Si tratta di una “rielaborazione drammatica e multimediale” in cui l’eterno ritorno della guerra e del male nella storia dell’umanità rappresenta il punto centrale della rappresentazione: è cambiata la tecnica assassina, ma non il primitivo desiderio di farla”, si spiega nella nota dell’autore.
Gli orrori sono sempre gli stessi: il sangue, l’inganno, proprio come quando il fratello disse all’altro fratello: “Andiamo ai campi”. Tant’è che la ricostruzione teatrale si apre appropriatamente con “Uomo del mio tempo” di Quasimodo, lirica della raccolta “Giorno dopo giorno” del 1946.
“Da qui – afferma Pino Pesce – il desiderio e il richiamo alla pace anche attraverso canzoni, liriche e brani di prosa di autorevoli autori internazionali”.
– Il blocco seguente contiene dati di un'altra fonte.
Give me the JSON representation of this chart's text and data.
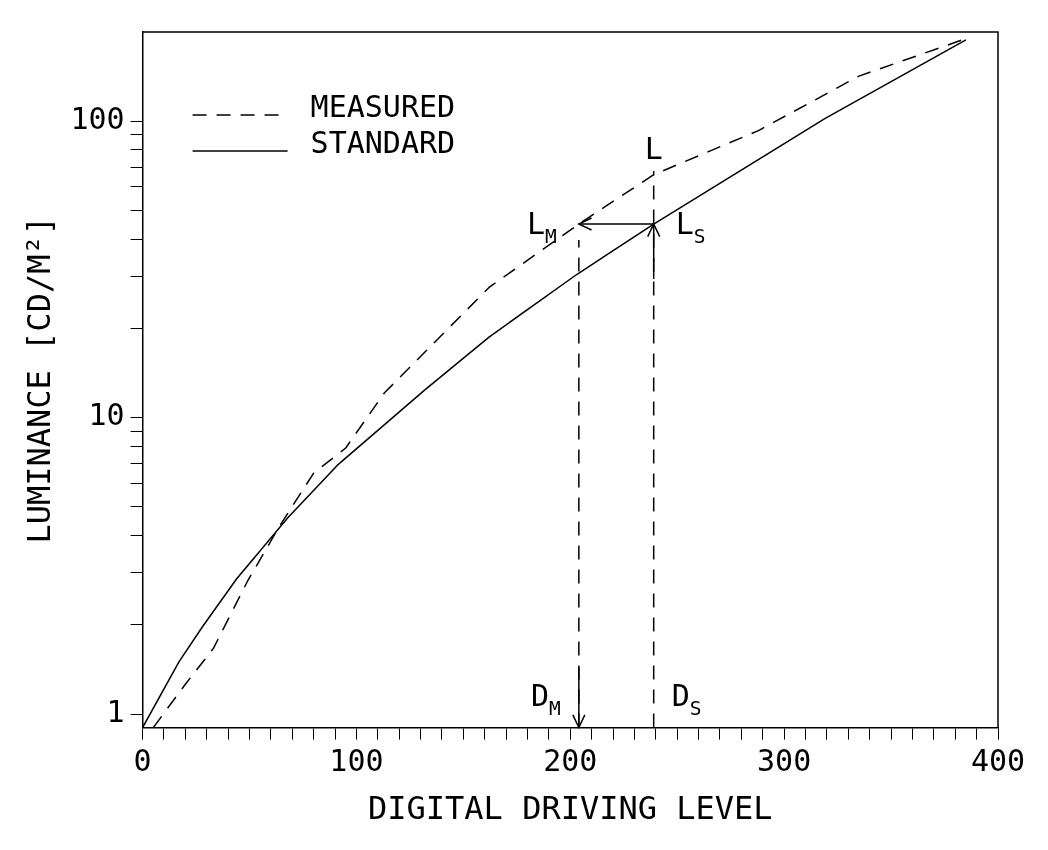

“Al momento però – prosegue l’autore – i potenti del mondo non hanno fatto nulla per far cessare le guerre orrende e distruttive che non si fermano nemmeno di fronte alla disperazione delle madri che piangono i propri figli uccisi, alla carneficina di donne, di vecchi e di bambini”
Sulla scena, fra canto, musica e recitazione, gli artisti professionisti Daniela Greco, Gesuele Sciacca e Alessandro Spagna in arte Pandi, musicista della band dei “Brigantini”.